The Merrill Common Council approved a 2012 budget last Tuesday that is down slightly from this year that had to account for a decline in aid from the state.
Every department in the city saw some cuts, but the Municipal Court was faced with having its staffing cut from 40 hours a week to 25, basically eliminating the assistant clerk position in the process.
The budget will be paid for with a property tax levy of $4.877 million, an increase from this year’s $4.85 million. Capital expenditures for 2012 total $75,250, with over half going to a new police squad car.
During the budget hearing before the vote, Municipal Court Judge Jim Sheridan asked why his staffing had to be cut so sharply.
“It’s a pretty drastic cut, 15 hours,” Sheridan said. “There are things that won’t be done that this council has come to expect.”

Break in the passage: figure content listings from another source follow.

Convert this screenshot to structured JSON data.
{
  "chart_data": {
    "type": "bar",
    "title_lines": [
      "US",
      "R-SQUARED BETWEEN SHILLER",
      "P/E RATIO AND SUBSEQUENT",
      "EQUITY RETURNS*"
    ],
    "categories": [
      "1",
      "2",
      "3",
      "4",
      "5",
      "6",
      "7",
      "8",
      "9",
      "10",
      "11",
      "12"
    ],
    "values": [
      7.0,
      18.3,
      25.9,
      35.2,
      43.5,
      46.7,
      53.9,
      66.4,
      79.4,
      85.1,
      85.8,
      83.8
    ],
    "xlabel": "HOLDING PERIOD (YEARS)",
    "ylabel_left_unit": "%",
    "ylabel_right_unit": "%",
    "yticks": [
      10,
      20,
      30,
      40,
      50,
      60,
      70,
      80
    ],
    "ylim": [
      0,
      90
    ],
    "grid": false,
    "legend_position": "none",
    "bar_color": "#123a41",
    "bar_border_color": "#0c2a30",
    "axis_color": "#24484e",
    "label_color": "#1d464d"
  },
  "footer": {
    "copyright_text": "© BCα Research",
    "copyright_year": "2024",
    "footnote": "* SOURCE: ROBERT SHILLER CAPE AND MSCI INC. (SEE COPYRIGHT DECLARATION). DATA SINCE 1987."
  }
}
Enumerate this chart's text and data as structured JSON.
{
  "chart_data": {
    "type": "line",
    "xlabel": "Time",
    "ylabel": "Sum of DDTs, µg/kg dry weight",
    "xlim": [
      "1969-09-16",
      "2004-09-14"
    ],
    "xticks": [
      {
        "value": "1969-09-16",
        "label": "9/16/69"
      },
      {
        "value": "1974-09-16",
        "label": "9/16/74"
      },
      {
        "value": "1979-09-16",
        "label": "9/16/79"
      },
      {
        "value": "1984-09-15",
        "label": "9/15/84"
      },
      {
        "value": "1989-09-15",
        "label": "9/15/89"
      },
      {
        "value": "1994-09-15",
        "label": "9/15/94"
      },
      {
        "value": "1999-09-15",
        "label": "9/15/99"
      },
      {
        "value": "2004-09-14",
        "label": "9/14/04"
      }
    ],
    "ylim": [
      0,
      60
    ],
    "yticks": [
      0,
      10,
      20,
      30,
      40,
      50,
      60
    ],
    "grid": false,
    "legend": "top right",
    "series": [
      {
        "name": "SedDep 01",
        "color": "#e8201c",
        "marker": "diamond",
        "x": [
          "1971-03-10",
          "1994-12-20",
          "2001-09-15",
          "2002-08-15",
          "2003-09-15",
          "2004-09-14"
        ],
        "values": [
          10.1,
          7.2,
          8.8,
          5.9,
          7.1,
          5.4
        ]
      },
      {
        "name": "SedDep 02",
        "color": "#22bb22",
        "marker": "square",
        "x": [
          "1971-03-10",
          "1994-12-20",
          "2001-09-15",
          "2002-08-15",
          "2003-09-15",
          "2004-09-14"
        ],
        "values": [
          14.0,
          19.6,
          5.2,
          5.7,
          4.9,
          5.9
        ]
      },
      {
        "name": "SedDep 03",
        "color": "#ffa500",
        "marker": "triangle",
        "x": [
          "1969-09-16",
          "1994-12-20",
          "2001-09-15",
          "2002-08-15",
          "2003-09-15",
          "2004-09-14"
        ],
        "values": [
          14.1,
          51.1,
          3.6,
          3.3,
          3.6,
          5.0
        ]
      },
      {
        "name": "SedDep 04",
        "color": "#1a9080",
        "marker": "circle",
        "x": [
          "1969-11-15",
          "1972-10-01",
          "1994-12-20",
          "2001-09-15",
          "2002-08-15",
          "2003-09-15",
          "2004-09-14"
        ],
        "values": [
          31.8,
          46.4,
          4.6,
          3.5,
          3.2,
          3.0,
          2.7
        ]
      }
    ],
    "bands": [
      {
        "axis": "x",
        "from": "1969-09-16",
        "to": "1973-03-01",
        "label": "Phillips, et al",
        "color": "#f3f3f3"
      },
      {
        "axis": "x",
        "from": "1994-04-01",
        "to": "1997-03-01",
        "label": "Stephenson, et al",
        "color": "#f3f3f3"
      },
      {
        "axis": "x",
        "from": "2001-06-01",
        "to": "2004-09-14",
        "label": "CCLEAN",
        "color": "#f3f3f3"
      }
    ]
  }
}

Sheridan said that the caseload of his court since it was established has grown from 15-17,000 cases a year to a high of 24,000. He said that the court is seeing a decline this year to around 20-21,000. The decline in cases is due to citations being reduced statewide by 10 percent. This is because with budget cuts happening, enforcement has declined, Sheridan said.
“It is not an issue of efficiency of the court,” Sheridan said. “The reduction in revenue is across the state and shouldn’t be held against the court.”

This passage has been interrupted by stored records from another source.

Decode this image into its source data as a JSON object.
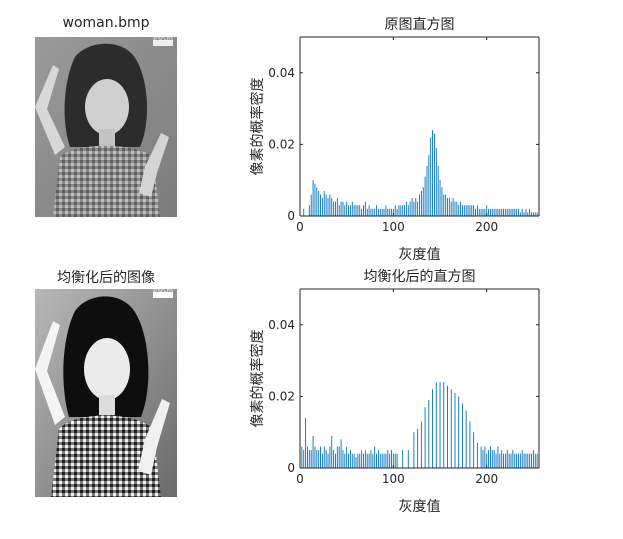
{
  "images": [
    {
      "title": "woman.bmp",
      "corner_text": "©SD-03",
      "contrast": 0.65
    },
    {
      "title": "均衡化后的图像",
      "corner_text": "©SD-03",
      "contrast": 1.0
    }
  ],
  "colors": {
    "bar": "#0072BD",
    "axis": "#262626"
  },
  "chart_data": [
    {
      "type": "bar",
      "title": "原图直方图",
      "xlabel": "灰度值",
      "ylabel": "像素的概率密度",
      "xlim": [
        0,
        256
      ],
      "ylim": [
        0,
        0.05
      ],
      "xticks": [
        "0",
        "100",
        "200"
      ],
      "yticks": [
        "0",
        "0.02",
        "0.04"
      ],
      "x": [
        4,
        10,
        12,
        14,
        16,
        18,
        20,
        22,
        24,
        26,
        28,
        30,
        32,
        34,
        36,
        38,
        40,
        42,
        44,
        46,
        48,
        50,
        52,
        54,
        56,
        58,
        60,
        62,
        64,
        66,
        68,
        70,
        72,
        74,
        76,
        78,
        80,
        82,
        84,
        86,
        88,
        90,
        92,
        94,
        96,
        98,
        100,
        102,
        104,
        106,
        108,
        110,
        112,
        114,
        116,
        118,
        120,
        122,
        124,
        126,
        128,
        130,
        132,
        134,
        136,
        138,
        140,
        142,
        144,
        146,
        148,
        150,
        152,
        154,
        156,
        158,
        160,
        162,
        164,
        166,
        168,
        170,
        172,
        174,
        176,
        178,
        180,
        182,
        184,
        186,
        188,
        190,
        192,
        194,
        196,
        198,
        200,
        202,
        204,
        206,
        208,
        210,
        212,
        214,
        216,
        218,
        220,
        222,
        224,
        226,
        228,
        230,
        232,
        234,
        236,
        238,
        240,
        242,
        244,
        246,
        248,
        250,
        252,
        254,
        256
      ],
      "values": [
        0.002,
        0.003,
        0.006,
        0.01,
        0.009,
        0.008,
        0.007,
        0.006,
        0.005,
        0.007,
        0.006,
        0.005,
        0.006,
        0.005,
        0.004,
        0.004,
        0.005,
        0.003,
        0.004,
        0.004,
        0.003,
        0.004,
        0.003,
        0.003,
        0.004,
        0.003,
        0.003,
        0.003,
        0.003,
        0.002,
        0.003,
        0.004,
        0.002,
        0.003,
        0.002,
        0.002,
        0.002,
        0.003,
        0.002,
        0.002,
        0.002,
        0.002,
        0.003,
        0.002,
        0.002,
        0.002,
        0.002,
        0.003,
        0.002,
        0.003,
        0.003,
        0.003,
        0.003,
        0.004,
        0.003,
        0.004,
        0.005,
        0.004,
        0.005,
        0.004,
        0.006,
        0.007,
        0.008,
        0.011,
        0.014,
        0.017,
        0.022,
        0.024,
        0.023,
        0.019,
        0.014,
        0.01,
        0.008,
        0.006,
        0.006,
        0.005,
        0.005,
        0.004,
        0.005,
        0.004,
        0.004,
        0.003,
        0.004,
        0.003,
        0.003,
        0.003,
        0.003,
        0.003,
        0.003,
        0.003,
        0.002,
        0.003,
        0.002,
        0.002,
        0.002,
        0.002,
        0.003,
        0.002,
        0.002,
        0.002,
        0.002,
        0.002,
        0.002,
        0.002,
        0.002,
        0.002,
        0.002,
        0.002,
        0.002,
        0.002,
        0.002,
        0.002,
        0.002,
        0.002,
        0.001,
        0.002,
        0.001,
        0.002,
        0.001,
        0.002,
        0.001,
        0.001,
        0.001,
        0.001,
        0.007
      ]
    },
    {
      "type": "bar",
      "title": "均衡化后的直方图",
      "xlabel": "灰度值",
      "ylabel": "像素的概率密度",
      "xlim": [
        0,
        256
      ],
      "ylim": [
        0,
        0.05
      ],
      "xticks": [
        "0",
        "100",
        "200"
      ],
      "yticks": [
        "0",
        "0.02",
        "0.04"
      ],
      "x": [
        2,
        4,
        6,
        8,
        10,
        12,
        14,
        16,
        18,
        20,
        22,
        24,
        26,
        28,
        30,
        32,
        34,
        36,
        38,
        40,
        42,
        44,
        46,
        48,
        50,
        52,
        54,
        56,
        58,
        60,
        62,
        64,
        66,
        68,
        70,
        72,
        74,
        76,
        78,
        80,
        82,
        84,
        86,
        88,
        90,
        92,
        94,
        96,
        98,
        100,
        102,
        104,
        110,
        116,
        122,
        126,
        130,
        134,
        138,
        142,
        146,
        150,
        154,
        158,
        162,
        166,
        170,
        174,
        178,
        182,
        186,
        190,
        194,
        196,
        198,
        200,
        202,
        204,
        206,
        208,
        210,
        212,
        214,
        216,
        218,
        220,
        222,
        224,
        226,
        228,
        230,
        232,
        234,
        236,
        238,
        240,
        242,
        244,
        246,
        248,
        250,
        252,
        254,
        256
      ],
      "values": [
        0.006,
        0.005,
        0.014,
        0.006,
        0.005,
        0.005,
        0.009,
        0.006,
        0.005,
        0.005,
        0.006,
        0.004,
        0.006,
        0.005,
        0.004,
        0.006,
        0.009,
        0.005,
        0.004,
        0.006,
        0.006,
        0.008,
        0.005,
        0.004,
        0.006,
        0.004,
        0.005,
        0.004,
        0.004,
        0.003,
        0.004,
        0.004,
        0.005,
        0.004,
        0.005,
        0.004,
        0.004,
        0.005,
        0.004,
        0.006,
        0.004,
        0.005,
        0.004,
        0.004,
        0.004,
        0.004,
        0.005,
        0.004,
        0.005,
        0.004,
        0.004,
        0.004,
        0.005,
        0.005,
        0.01,
        0.011,
        0.013,
        0.017,
        0.019,
        0.022,
        0.024,
        0.024,
        0.024,
        0.023,
        0.022,
        0.021,
        0.02,
        0.018,
        0.016,
        0.013,
        0.01,
        0.007,
        0.006,
        0.005,
        0.006,
        0.004,
        0.005,
        0.006,
        0.005,
        0.005,
        0.004,
        0.006,
        0.004,
        0.005,
        0.004,
        0.004,
        0.005,
        0.004,
        0.004,
        0.005,
        0.004,
        0.004,
        0.004,
        0.004,
        0.005,
        0.004,
        0.004,
        0.004,
        0.004,
        0.004,
        0.005,
        0.004,
        0.004,
        0.004
      ]
    }
  ]
}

Council President Steve Hass said that the decline in revenue in the court warranted a matching cut in staffing. He noted that for many years, 25 hours was standard staffing for the office.
Before voting to approve the budget, Hass moved that five hours be added back to the court budget.

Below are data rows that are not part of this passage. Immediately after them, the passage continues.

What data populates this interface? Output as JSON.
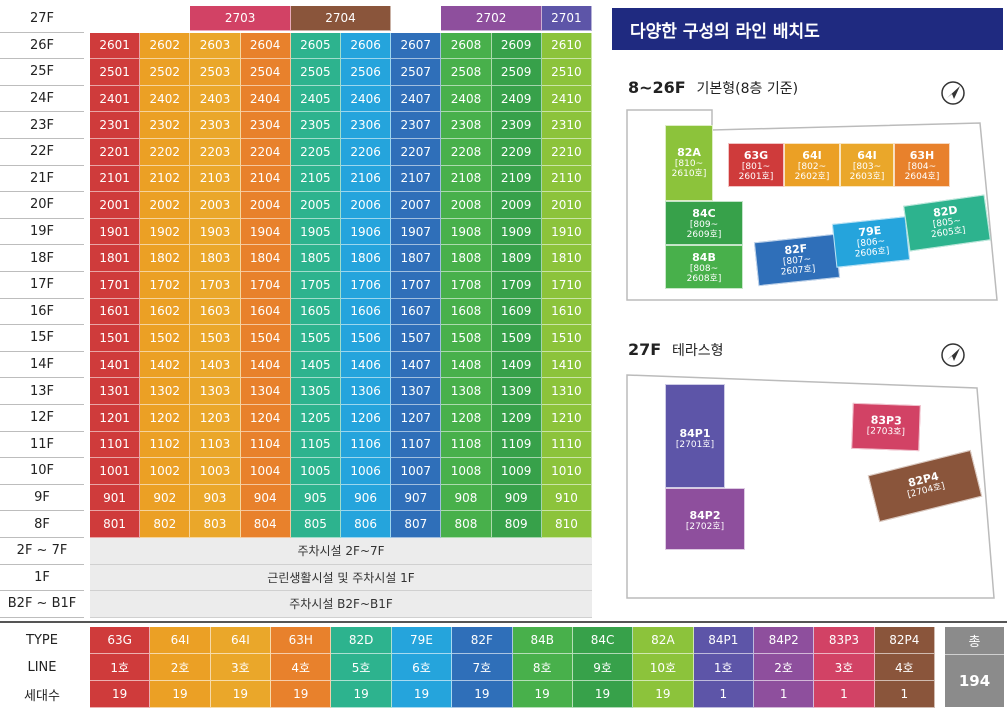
{
  "colors": {
    "line1": "#cf3b3b",
    "line2": "#eba025",
    "line3": "#eaa72a",
    "line4": "#e8812c",
    "line5": "#2db38e",
    "line6": "#25a4dc",
    "line7": "#2f6fb9",
    "line8": "#48b04b",
    "line9": "#37a14a",
    "line10": "#8cc33b",
    "p1": "#5d55a8",
    "p2": "#8e4f9d",
    "p3": "#d24265",
    "p4": "#8a553b",
    "total": "#8b8b8b",
    "title_bg": "#1f2a80"
  },
  "grid": {
    "floor_27": "27F",
    "units_27": [
      {
        "label": "2703",
        "color": "#d24265"
      },
      {
        "label": "2704",
        "color": "#8a553b"
      },
      {
        "label": "2702",
        "color": "#8e4f9d"
      },
      {
        "label": "2701",
        "color": "#5d55a8"
      }
    ],
    "floors": [
      "26F",
      "25F",
      "24F",
      "23F",
      "22F",
      "21F",
      "20F",
      "19F",
      "18F",
      "17F",
      "16F",
      "15F",
      "14F",
      "13F",
      "12F",
      "11F",
      "10F",
      "9F",
      "8F"
    ],
    "rows": [
      [
        "2601",
        "2602",
        "2603",
        "2604",
        "2605",
        "2606",
        "2607",
        "2608",
        "2609",
        "2610"
      ],
      [
        "2501",
        "2502",
        "2503",
        "2504",
        "2505",
        "2506",
        "2507",
        "2508",
        "2509",
        "2510"
      ],
      [
        "2401",
        "2402",
        "2403",
        "2404",
        "2405",
        "2406",
        "2407",
        "2408",
        "2409",
        "2410"
      ],
      [
        "2301",
        "2302",
        "2303",
        "2304",
        "2305",
        "2306",
        "2307",
        "2308",
        "2309",
        "2310"
      ],
      [
        "2201",
        "2202",
        "2203",
        "2204",
        "2205",
        "2206",
        "2207",
        "2208",
        "2209",
        "2210"
      ],
      [
        "2101",
        "2102",
        "2103",
        "2104",
        "2105",
        "2106",
        "2107",
        "2108",
        "2109",
        "2110"
      ],
      [
        "2001",
        "2002",
        "2003",
        "2004",
        "2005",
        "2006",
        "2007",
        "2008",
        "2009",
        "2010"
      ],
      [
        "1901",
        "1902",
        "1903",
        "1904",
        "1905",
        "1906",
        "1907",
        "1908",
        "1909",
        "1910"
      ],
      [
        "1801",
        "1802",
        "1803",
        "1804",
        "1805",
        "1806",
        "1807",
        "1808",
        "1809",
        "1810"
      ],
      [
        "1701",
        "1702",
        "1703",
        "1704",
        "1705",
        "1706",
        "1707",
        "1708",
        "1709",
        "1710"
      ],
      [
        "1601",
        "1602",
        "1603",
        "1604",
        "1605",
        "1606",
        "1607",
        "1608",
        "1609",
        "1610"
      ],
      [
        "1501",
        "1502",
        "1503",
        "1504",
        "1505",
        "1506",
        "1507",
        "1508",
        "1509",
        "1510"
      ],
      [
        "1401",
        "1402",
        "1403",
        "1404",
        "1405",
        "1406",
        "1407",
        "1408",
        "1409",
        "1410"
      ],
      [
        "1301",
        "1302",
        "1303",
        "1304",
        "1305",
        "1306",
        "1307",
        "1308",
        "1309",
        "1310"
      ],
      [
        "1201",
        "1202",
        "1203",
        "1204",
        "1205",
        "1206",
        "1207",
        "1208",
        "1209",
        "1210"
      ],
      [
        "1101",
        "1102",
        "1103",
        "1104",
        "1105",
        "1106",
        "1107",
        "1108",
        "1109",
        "1110"
      ],
      [
        "1001",
        "1002",
        "1003",
        "1004",
        "1005",
        "1006",
        "1007",
        "1008",
        "1009",
        "1010"
      ],
      [
        "901",
        "902",
        "903",
        "904",
        "905",
        "906",
        "907",
        "908",
        "909",
        "910"
      ],
      [
        "801",
        "802",
        "803",
        "804",
        "805",
        "806",
        "807",
        "808",
        "809",
        "810"
      ]
    ],
    "column_colors": [
      "#cf3b3b",
      "#eba025",
      "#eaa72a",
      "#e8812c",
      "#2db38e",
      "#25a4dc",
      "#2f6fb9",
      "#48b04b",
      "#37a14a",
      "#8cc33b"
    ],
    "lower": [
      {
        "floor": "2F ~ 7F",
        "desc": "주차시설 2F~7F"
      },
      {
        "floor": "1F",
        "desc": "근린생활시설 및 주차시설 1F"
      },
      {
        "floor": "B2F ~ B1F",
        "desc": "주차시설 B2F~B1F"
      }
    ]
  },
  "legend": {
    "row_labels": [
      "TYPE",
      "LINE",
      "세대수"
    ],
    "columns": [
      {
        "type": "63G",
        "line": "1호",
        "count": "19",
        "color": "#cf3b3b"
      },
      {
        "type": "64I",
        "line": "2호",
        "count": "19",
        "color": "#eba025"
      },
      {
        "type": "64I",
        "line": "3호",
        "count": "19",
        "color": "#eaa72a"
      },
      {
        "type": "63H",
        "line": "4호",
        "count": "19",
        "color": "#e8812c"
      },
      {
        "type": "82D",
        "line": "5호",
        "count": "19",
        "color": "#2db38e"
      },
      {
        "type": "79E",
        "line": "6호",
        "count": "19",
        "color": "#25a4dc"
      },
      {
        "type": "82F",
        "line": "7호",
        "count": "19",
        "color": "#2f6fb9"
      },
      {
        "type": "84B",
        "line": "8호",
        "count": "19",
        "color": "#48b04b"
      },
      {
        "type": "84C",
        "line": "9호",
        "count": "19",
        "color": "#37a14a"
      },
      {
        "type": "82A",
        "line": "10호",
        "count": "19",
        "color": "#8cc33b"
      },
      {
        "type": "84P1",
        "line": "1호",
        "count": "1",
        "color": "#5d55a8"
      },
      {
        "type": "84P2",
        "line": "2호",
        "count": "1",
        "color": "#8e4f9d"
      },
      {
        "type": "83P3",
        "line": "3호",
        "count": "1",
        "color": "#d24265"
      },
      {
        "type": "82P4",
        "line": "4호",
        "count": "1",
        "color": "#8a553b"
      }
    ],
    "total_label": "총",
    "total_value": "194"
  },
  "panel": {
    "title": "다양한 구성의 라인 배치도",
    "plan1_floor": "8~26F",
    "plan1_desc": "기본형(8층 기준)",
    "plan2_floor": "27F",
    "plan2_desc": "테라스형",
    "compass_icon": "compass-icon",
    "units1": {
      "u82A": {
        "t": "82A",
        "r1": "[810~",
        "r2": "2610호]"
      },
      "u63G": {
        "t": "63G",
        "r1": "[801~",
        "r2": "2601호]"
      },
      "u64I_a": {
        "t": "64I",
        "r1": "[802~",
        "r2": "2602호]"
      },
      "u64I_b": {
        "t": "64I",
        "r1": "[803~",
        "r2": "2603호]"
      },
      "u63H": {
        "t": "63H",
        "r1": "[804~",
        "r2": "2604호]"
      },
      "u84C": {
        "t": "84C",
        "r1": "[809~",
        "r2": "2609호]"
      },
      "u84B": {
        "t": "84B",
        "r1": "[808~",
        "r2": "2608호]"
      },
      "u82F": {
        "t": "82F",
        "r1": "[807~",
        "r2": "2607호]"
      },
      "u79E": {
        "t": "79E",
        "r1": "[806~",
        "r2": "2606호]"
      },
      "u82D": {
        "t": "82D",
        "r1": "[805~",
        "r2": "2605호]"
      }
    },
    "units2": {
      "u84P1": {
        "t": "84P1",
        "r": "[2701호]"
      },
      "u84P2": {
        "t": "84P2",
        "r": "[2702호]"
      },
      "u83P3": {
        "t": "83P3",
        "r": "[2703호]"
      },
      "u82P4": {
        "t": "82P4",
        "r": "[2704호]"
      }
    }
  }
}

“I was going to do this before the meeting,” Hass said.
The budget was then approved by a 5-3 vote with Anne Caylor, Dave Sukow and Jeremy Thompson casting nay votes.
Included in the budget is $17,000 to study the feasibility of expanding Merrill Fire Department Station No. 1, adding an ambulance storage building to it, and consolidating department operations there. The feasibility study will evaluate the building architecturally to see what it would cost to expand it. There was no discussion on that item.